Upgrade of AI Infrastructure: Investing in the infrastructure required for AI, such as cloud computing platforms and big data processing centers, to provide solid support for AI technology applications.
Each Generation Has Its Opportunities; Embrace Youth
In the AI era, technology, products, and infrastructure are developing rapidly in parallel. This requires entrepreneurs to not only have forward-looking technical cognition, but also to begin building products at the early stages of technological development. The requirement for entrepreneurs to simultaneously possess product intuition and technical capability means that AI founders today are younger than before. Because only those with very strong predictive ability regarding rapidly changing technology can build a good product.

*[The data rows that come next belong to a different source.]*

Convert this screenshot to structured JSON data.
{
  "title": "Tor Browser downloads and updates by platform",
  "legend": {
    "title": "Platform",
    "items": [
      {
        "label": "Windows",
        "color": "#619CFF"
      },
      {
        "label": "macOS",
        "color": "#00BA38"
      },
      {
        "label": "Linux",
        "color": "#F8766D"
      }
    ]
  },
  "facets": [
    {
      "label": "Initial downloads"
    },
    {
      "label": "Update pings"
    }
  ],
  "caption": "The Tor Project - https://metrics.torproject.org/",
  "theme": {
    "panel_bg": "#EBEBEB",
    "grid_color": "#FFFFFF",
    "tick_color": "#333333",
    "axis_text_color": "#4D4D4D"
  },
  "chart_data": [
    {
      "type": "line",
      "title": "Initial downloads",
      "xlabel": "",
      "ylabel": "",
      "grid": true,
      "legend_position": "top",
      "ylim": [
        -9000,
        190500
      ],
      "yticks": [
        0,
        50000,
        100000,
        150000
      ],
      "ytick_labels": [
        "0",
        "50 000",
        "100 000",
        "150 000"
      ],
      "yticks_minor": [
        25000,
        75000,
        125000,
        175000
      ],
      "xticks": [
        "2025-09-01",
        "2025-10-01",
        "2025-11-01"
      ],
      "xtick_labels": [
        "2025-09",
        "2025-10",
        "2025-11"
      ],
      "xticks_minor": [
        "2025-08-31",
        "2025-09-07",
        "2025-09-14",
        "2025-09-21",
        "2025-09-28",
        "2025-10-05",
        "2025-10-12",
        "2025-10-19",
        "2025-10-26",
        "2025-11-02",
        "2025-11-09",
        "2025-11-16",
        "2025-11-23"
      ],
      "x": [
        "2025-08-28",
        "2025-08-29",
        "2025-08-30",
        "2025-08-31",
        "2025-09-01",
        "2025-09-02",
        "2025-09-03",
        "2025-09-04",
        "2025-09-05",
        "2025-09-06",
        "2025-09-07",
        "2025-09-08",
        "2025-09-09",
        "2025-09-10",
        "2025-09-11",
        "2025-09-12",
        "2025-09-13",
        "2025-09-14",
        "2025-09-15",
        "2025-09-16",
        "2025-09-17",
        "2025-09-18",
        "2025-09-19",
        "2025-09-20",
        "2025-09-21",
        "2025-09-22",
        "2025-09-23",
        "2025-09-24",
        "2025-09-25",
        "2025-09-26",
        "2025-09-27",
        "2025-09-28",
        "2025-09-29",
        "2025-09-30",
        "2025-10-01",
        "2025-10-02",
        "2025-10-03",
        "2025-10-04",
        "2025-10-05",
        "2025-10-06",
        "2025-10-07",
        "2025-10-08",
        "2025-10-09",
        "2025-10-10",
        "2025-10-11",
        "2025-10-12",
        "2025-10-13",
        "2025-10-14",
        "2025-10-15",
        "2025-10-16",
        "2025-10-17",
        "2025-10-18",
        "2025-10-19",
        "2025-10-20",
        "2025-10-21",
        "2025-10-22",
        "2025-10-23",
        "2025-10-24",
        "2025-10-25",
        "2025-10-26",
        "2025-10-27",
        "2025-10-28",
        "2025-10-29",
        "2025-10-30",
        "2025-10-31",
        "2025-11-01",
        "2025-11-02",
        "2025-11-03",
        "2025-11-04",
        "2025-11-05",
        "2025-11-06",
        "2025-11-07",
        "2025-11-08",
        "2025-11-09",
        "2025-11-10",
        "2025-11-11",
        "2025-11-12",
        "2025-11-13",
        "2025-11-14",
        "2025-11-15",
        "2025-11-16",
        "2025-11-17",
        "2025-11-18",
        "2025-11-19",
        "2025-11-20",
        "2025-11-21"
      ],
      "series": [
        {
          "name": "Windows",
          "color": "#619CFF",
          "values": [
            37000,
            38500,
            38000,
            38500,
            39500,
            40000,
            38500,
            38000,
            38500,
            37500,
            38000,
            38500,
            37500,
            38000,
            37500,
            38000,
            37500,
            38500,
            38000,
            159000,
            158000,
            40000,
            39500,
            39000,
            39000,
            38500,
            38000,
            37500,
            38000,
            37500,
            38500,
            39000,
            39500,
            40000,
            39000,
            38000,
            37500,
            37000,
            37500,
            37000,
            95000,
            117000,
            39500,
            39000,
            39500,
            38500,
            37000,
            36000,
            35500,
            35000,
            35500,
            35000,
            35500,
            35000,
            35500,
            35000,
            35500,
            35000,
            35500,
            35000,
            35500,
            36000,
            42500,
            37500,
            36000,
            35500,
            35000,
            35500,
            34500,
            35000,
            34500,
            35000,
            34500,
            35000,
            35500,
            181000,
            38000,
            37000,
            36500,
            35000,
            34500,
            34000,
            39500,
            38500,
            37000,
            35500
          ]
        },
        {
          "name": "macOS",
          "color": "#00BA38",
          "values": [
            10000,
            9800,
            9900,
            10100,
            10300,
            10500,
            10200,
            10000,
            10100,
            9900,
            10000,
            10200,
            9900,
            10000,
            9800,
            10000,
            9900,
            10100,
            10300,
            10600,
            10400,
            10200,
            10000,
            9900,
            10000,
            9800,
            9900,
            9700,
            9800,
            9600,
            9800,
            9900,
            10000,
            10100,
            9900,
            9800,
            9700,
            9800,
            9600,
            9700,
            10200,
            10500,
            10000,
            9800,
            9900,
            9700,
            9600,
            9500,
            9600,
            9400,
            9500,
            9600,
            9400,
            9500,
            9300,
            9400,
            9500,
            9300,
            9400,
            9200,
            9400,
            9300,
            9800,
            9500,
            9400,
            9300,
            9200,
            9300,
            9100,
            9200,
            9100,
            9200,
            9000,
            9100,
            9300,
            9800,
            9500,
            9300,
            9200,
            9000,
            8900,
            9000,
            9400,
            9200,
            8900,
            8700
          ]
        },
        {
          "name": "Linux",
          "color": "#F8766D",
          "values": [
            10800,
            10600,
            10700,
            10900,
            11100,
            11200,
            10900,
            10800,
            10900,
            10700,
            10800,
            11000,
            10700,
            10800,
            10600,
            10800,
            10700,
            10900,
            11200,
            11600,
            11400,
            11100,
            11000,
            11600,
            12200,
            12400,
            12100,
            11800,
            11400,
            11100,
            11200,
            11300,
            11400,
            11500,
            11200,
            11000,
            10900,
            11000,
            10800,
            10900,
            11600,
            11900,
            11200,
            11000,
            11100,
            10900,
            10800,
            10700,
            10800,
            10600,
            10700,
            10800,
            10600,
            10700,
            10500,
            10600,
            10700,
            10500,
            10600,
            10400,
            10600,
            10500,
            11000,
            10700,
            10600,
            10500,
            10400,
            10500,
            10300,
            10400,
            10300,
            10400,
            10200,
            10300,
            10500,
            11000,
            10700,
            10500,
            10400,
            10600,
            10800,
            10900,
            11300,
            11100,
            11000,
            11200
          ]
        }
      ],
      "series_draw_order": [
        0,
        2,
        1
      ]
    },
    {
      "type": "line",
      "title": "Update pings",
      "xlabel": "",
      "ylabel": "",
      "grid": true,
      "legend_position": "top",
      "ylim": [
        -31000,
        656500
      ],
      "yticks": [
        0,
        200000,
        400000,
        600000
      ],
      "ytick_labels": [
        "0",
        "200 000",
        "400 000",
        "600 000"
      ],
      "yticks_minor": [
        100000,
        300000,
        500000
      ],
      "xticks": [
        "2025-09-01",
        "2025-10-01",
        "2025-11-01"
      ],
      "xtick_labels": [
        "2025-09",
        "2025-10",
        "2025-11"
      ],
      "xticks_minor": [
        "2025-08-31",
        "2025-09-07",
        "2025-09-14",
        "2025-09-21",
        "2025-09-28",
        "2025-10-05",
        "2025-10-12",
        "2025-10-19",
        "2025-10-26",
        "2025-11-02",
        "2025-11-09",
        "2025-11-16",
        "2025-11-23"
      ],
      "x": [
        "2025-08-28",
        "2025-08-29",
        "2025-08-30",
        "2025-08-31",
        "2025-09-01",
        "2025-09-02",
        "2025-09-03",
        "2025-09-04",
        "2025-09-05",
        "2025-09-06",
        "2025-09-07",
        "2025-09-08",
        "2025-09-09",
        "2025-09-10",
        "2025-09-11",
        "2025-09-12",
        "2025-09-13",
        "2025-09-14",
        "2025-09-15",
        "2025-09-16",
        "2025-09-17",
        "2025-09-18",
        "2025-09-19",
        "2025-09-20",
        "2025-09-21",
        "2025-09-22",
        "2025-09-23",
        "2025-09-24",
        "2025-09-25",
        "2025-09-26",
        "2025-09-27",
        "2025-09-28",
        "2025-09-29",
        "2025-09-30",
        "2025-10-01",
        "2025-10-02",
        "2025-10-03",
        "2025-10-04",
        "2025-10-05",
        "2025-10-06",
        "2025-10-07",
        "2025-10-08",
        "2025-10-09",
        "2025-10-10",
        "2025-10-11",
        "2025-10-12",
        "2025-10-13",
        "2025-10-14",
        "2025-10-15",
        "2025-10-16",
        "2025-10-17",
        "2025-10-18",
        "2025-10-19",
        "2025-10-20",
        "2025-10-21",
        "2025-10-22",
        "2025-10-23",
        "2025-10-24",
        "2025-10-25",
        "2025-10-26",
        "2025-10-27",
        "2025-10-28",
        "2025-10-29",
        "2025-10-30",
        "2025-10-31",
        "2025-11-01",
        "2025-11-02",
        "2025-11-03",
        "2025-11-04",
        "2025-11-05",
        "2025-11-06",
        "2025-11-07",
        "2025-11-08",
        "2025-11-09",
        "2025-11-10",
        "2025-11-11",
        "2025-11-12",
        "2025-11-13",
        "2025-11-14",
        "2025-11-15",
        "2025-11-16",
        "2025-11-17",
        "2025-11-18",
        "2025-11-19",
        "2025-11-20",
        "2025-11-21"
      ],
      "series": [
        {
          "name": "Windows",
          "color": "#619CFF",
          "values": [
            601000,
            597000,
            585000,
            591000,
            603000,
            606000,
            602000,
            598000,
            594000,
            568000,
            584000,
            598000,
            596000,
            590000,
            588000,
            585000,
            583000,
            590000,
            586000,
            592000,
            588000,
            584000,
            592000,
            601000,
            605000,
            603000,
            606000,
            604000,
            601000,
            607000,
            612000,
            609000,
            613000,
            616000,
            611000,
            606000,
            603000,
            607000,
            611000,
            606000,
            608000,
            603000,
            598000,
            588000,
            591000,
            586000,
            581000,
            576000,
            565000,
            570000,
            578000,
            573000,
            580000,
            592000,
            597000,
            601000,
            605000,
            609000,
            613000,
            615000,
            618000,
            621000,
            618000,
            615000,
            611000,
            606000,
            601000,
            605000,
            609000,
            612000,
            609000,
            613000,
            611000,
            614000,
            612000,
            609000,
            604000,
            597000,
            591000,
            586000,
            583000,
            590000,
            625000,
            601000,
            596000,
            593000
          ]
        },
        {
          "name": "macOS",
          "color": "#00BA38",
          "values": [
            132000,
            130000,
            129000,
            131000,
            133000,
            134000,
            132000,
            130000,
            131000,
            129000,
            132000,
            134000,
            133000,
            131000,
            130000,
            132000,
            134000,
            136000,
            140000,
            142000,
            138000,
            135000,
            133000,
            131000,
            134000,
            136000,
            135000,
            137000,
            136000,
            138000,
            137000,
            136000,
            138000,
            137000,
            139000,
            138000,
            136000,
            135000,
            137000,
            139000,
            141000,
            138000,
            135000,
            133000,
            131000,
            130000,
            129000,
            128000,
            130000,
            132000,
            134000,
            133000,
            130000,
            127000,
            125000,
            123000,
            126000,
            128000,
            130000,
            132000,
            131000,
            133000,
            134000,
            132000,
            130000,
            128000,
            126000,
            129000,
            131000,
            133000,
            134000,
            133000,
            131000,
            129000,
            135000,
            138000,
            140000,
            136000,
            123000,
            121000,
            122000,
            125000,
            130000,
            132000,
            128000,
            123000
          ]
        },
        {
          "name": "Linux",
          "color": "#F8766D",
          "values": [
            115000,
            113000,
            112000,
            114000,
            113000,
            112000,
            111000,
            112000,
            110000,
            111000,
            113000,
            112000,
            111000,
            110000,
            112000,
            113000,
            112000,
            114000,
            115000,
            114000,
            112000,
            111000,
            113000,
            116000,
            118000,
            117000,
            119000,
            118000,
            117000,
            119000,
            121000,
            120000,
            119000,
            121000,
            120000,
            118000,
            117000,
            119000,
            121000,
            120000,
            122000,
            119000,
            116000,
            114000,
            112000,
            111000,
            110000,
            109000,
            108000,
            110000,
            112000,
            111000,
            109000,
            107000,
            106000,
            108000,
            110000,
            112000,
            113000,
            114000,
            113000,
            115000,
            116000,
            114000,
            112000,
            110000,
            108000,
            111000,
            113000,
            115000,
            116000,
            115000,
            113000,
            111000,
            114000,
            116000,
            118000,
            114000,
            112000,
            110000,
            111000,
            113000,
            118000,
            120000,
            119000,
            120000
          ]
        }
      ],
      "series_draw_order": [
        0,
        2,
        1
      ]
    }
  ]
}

Ten years ago, the release of the iPhone 4 catalyzed the mobile internet explosion, and those born in the 1980s chose to start businesses between ages 21 and 30. Now, as the AI wave arrives, more and more highly educated, smart, path-dependency-free young people born in the 1990s and mid-1990s are emerging — there is no shortage of talent on the supply side. This year may well become a dividing line for the age cohort of AI "major success" founders. They have faster learning and adaptation capabilities for new technology, giving them particular advantages in the AI field.
We believe that each generation has its opportunities, and each generation invests in its own. The AI era offers unique opportunities for young people. Their technical capabilities, innovative spirit, and high acceptance of new technology position them to succeed in this domain. Embrace youth — we will always bet heavily on young people.
Passion brings change; rhythm welcomes the future. Together with more young people, we will embrace this great era.